STELLPLÄTZE FÜR FAHRRÄDER: Der Bedarf kann sich schnell ändern, die Stadtverwaltung überarbeitet ihre Konzepte stetig. Foto: Fränkle

STELLPLÄTZE FÜR FAHRRÄDER: Der Bedarf kann sich schnell ändern, die Stadtverwaltung überarbeitet ihre Konzepte stetig. Foto: Fränkle

 

Die Stadtverwaltung beantwortet Anfragen der Fraktionen und Einzelstadträte

Jugendgerichtshilfe

Wie sich die Fallzahlen der Jugendgerichtshilfe in den vergangenen zehn Jahren entwickelt haben wollten die Grünen wissen und erfuhren von der Verwaltung, dass es im Jahr 2000 insgesamt 2.141 abgeschlossene Fälle gab, 2012 insgesamt 2.574. Bei den Jugendlichen nähmen die Fallzahlen ab, bei den Heranwachsenden (18 bis 21 Jahre) jedoch stetig zu. Die Zahl der Mitarbeiterinnen und Mitarbeiter im Sachgebiet Jugendgerichtshilfe sei seit zehn Jahren unverändert.

Frauenpower

Die Grünen wünschen sich mehr Frauenpower in den städtischen Toch­tergesellschaften.

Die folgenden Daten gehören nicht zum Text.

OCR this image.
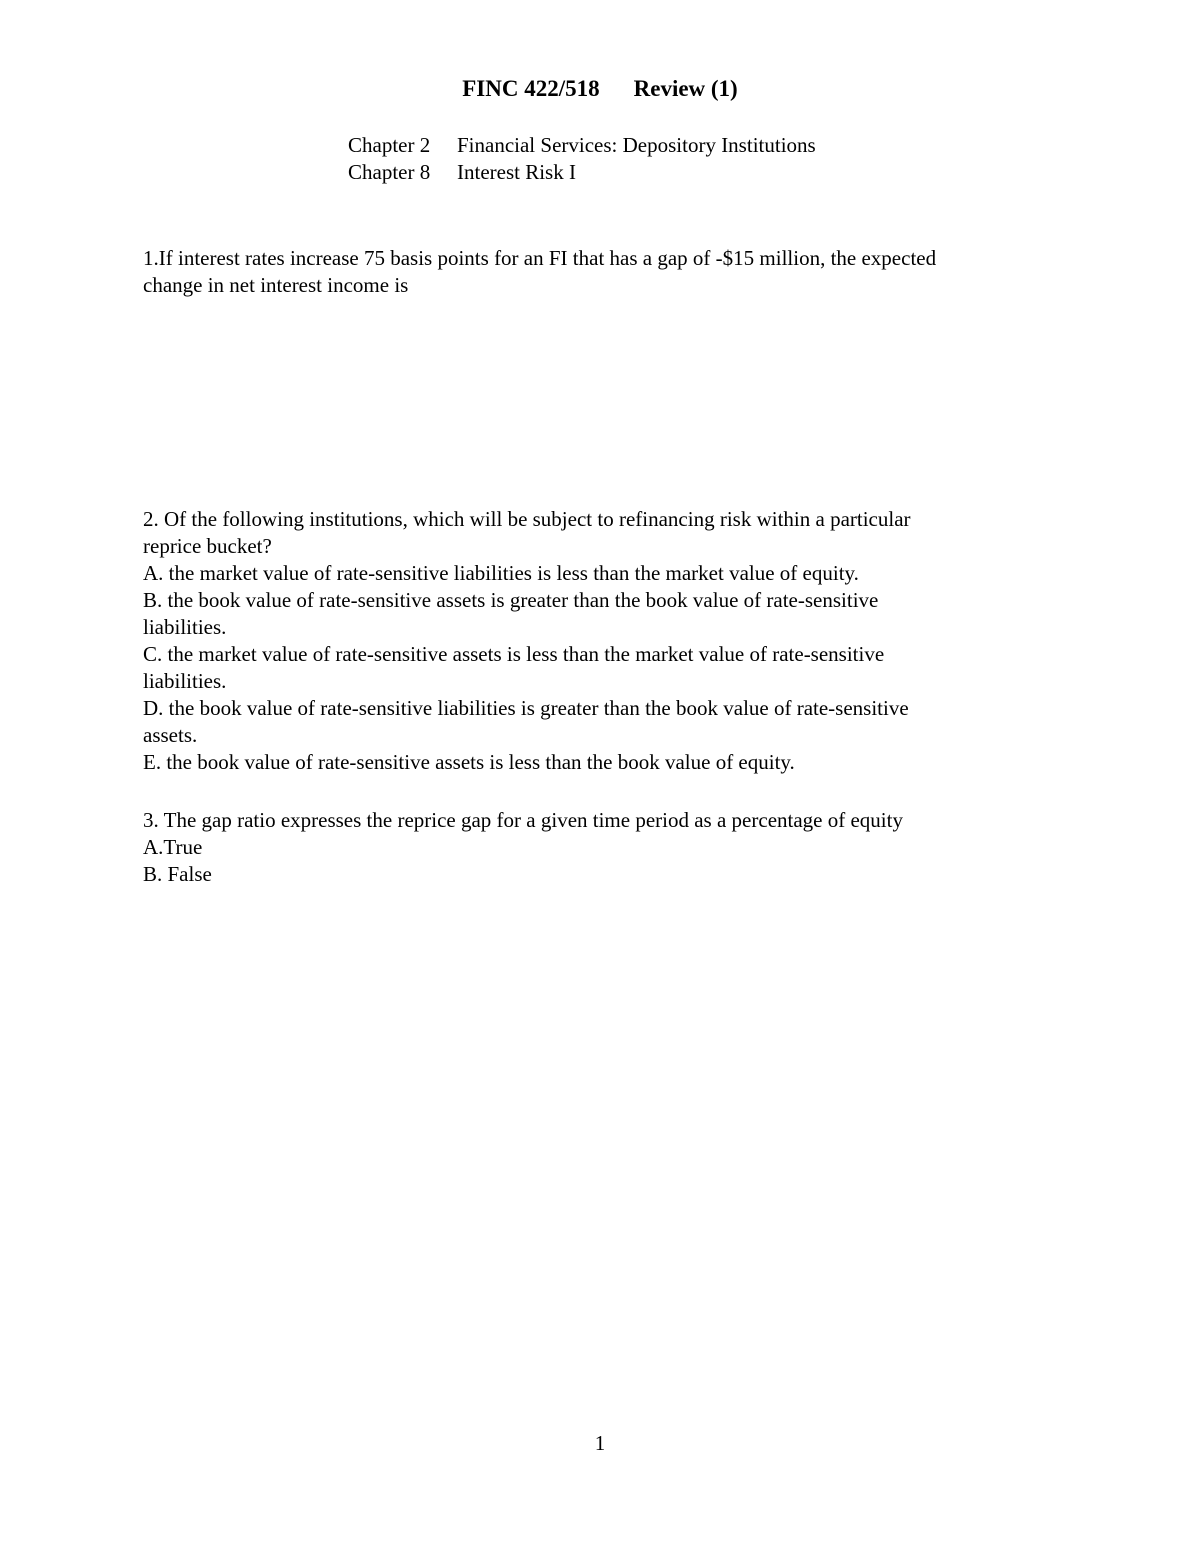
FINC 422/518 Review (1)
Chapter 2	Financial Services: Depository Institutions
Chapter 8	Interest Risk I
1.If interest rates increase 75 basis points for an FI that has a gap of -$15 million, the expected
change in net interest income is
2. Of the following institutions, which will be subject to refinancing risk within a particular
reprice bucket?
A. the market value of rate-sensitive liabilities is less than the market value of equity.
B. the book value of rate-sensitive assets is greater than the book value of rate-sensitive
liabilities.
C. the market value of rate-sensitive assets is less than the market value of rate-sensitive
liabilities.
D. the book value of rate-sensitive liabilities is greater than the book value of rate-sensitive
assets.
E. the book value of rate-sensitive assets is less than the book value of equity.
3. The gap ratio expresses the reprice gap for a given time period as a percentage of equity
A.True
B. False
1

Laut Verwal­tung existiert ein umfangreicher Frauenförderplan nur beim Klinikum, die Stadtwerke erstellten jährlich einen Bericht über den Status Quo. Eine Zielquote mit einem festgelegten Anteil von Frauen in Führungspositionen über alle städtischen Beteiligungen sieht die Verwaltung kritisch. Die städtische Gleichberechtigungsdienstanweisung besitze jedoch Richtliniencharakter für alle Gesellschaften.

Hagsfeld

Kurz- bis mittelfristig schwer umsetzbar ist laut Stadtverwaltung die Südumfahrung Hagsfeld. Denn es stünden derzeit keine Finanzierungsmittel auf Grundlage des rechtskräftigen Bebauungsplans zur Verfügung. Nachgehakt hatten Stadträtin Sabine Zürn (Die Linke) und ihr Kollege Niko Fostiropoulos. Das LKW-Verbot für Hagsfeld bestehe noch, so die Verwaltung, Hauptproblem bleibe der Durchgangs­verkehr. Dies könne mit einer Umfahrung gelöst werden.

Fahrradparkplatzkonzept

Ein stadtweites Fahrradparkierungskonzept gibt es nicht, Konzepte werden in Karlsruhe vielmehr objekt- oder stadtteilbezogen erstellt. Außerdem soll es keine Schwerpunkte für große Abstellmöglichkeiten geben. Stattdessen legt die Stadt Wert auf dezentrale, kleinere Abstellanlagen. Multi- und Intermodalität seien im Verkehrsentwicklungsplan verankert. Dies erfuhr Stadtrat Friedemann Kalmbach (GfK) von der Verwaltung.